MIT Researchers Put 30 Picowatts of Electricity Into LED, Get 69 Picowatts of Light Out – An Efficiency of 230%
March 9th, 2012Via: PhysOrg:
For the first time, researchers have demonstrated that an LED can emit more optical power than the electrical power it consumes. Although scientifically intriguing, the results won’t immediately result in ultra-efficient commercial LEDs since the demonstration works only for LEDs with very low input power that produce very small amounts of light.
The researchers, Parthiban Santhanam and coauthors from MIT, have published their study in a recent issue of Physical Review Letters.

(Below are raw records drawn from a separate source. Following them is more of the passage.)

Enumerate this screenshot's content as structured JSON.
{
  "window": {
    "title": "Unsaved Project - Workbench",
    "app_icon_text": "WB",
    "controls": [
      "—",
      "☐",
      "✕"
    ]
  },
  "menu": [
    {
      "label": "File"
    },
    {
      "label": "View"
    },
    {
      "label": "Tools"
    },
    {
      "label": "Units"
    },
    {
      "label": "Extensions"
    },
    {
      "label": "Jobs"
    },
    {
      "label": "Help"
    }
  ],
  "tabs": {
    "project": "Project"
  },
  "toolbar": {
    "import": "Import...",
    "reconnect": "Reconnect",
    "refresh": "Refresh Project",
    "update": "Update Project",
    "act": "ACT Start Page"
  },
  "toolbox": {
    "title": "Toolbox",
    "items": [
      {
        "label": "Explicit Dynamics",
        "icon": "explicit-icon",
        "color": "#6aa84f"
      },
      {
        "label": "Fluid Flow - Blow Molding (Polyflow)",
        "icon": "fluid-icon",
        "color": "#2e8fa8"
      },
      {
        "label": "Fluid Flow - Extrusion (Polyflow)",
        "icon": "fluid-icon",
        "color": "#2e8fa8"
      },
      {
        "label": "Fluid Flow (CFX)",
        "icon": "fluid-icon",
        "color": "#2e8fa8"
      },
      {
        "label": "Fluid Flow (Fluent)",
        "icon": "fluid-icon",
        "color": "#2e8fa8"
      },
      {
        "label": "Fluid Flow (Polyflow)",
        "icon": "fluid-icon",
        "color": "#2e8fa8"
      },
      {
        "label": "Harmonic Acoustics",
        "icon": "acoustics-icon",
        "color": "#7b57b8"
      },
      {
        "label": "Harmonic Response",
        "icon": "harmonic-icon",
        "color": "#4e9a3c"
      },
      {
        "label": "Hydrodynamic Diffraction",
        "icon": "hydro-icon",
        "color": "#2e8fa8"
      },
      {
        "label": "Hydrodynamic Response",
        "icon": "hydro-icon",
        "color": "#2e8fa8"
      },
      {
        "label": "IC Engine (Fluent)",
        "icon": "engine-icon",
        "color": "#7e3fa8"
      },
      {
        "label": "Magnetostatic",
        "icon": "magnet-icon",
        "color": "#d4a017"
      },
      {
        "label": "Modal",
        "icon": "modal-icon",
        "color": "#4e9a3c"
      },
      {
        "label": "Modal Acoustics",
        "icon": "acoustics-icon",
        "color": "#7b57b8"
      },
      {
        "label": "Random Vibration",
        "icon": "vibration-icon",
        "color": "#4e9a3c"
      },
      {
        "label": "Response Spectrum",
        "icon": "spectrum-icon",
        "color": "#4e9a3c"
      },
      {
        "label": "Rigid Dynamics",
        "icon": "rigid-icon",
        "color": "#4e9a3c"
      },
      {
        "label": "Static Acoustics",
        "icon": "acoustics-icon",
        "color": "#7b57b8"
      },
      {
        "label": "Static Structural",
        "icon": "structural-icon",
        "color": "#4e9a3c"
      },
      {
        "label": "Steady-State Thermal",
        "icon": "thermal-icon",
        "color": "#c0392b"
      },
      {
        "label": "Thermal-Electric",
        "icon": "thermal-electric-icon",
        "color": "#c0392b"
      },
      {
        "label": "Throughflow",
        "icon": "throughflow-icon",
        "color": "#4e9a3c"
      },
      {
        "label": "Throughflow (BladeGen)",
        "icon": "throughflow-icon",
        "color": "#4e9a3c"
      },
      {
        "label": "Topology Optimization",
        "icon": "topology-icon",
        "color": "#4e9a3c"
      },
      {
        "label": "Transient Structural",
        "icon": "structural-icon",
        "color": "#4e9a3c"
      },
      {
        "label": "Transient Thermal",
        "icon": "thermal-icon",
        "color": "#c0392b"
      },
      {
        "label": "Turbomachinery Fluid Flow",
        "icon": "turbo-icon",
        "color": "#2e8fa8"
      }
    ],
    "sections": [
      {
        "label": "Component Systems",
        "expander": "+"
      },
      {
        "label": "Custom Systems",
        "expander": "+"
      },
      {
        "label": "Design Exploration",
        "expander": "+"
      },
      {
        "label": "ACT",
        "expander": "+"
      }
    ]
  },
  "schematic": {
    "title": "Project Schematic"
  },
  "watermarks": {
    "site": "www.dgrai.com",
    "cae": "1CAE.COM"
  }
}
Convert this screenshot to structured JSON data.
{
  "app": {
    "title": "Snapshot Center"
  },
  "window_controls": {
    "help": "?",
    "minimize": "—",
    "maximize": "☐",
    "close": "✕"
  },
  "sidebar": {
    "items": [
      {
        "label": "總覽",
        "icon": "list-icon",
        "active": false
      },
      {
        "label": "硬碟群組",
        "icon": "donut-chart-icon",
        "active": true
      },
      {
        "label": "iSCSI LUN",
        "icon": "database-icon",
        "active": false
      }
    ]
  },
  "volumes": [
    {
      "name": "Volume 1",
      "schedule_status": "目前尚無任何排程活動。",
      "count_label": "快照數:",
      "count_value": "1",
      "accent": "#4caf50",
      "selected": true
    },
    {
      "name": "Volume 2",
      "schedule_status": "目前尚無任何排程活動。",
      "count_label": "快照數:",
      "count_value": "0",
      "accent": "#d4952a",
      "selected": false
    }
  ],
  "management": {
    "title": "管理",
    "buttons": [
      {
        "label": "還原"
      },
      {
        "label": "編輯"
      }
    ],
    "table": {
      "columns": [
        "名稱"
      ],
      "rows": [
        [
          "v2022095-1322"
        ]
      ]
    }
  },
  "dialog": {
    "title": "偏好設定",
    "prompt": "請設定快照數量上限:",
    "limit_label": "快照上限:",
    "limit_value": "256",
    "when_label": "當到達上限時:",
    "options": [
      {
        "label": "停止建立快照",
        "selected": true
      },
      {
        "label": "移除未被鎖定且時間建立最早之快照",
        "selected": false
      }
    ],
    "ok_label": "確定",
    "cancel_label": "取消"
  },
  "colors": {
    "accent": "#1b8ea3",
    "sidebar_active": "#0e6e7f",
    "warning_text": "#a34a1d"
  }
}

As the researchers explain in their study, the key to achieving a power conversion efficiency above 100%, i.e., “unity efficiency,” is to greatly decrease the applied voltage. According to their calculations, as the voltage is halved, the input power is decreased by a factor of 4, while the emitted light power scales linearly with voltage so that it’s also only halved. In other words, an LED’s efficiency increases as its output power decreases. (The inverse of this relationship – that LED efficiency decreases as its output power increases – is one of the biggest hurdles in designing bright, efficient LED lights.)
In their experiments, the researchers reduced the LED’s input power to just 30 picowatts and measured an output of 69 picowatts of light – an efficiency of 230%.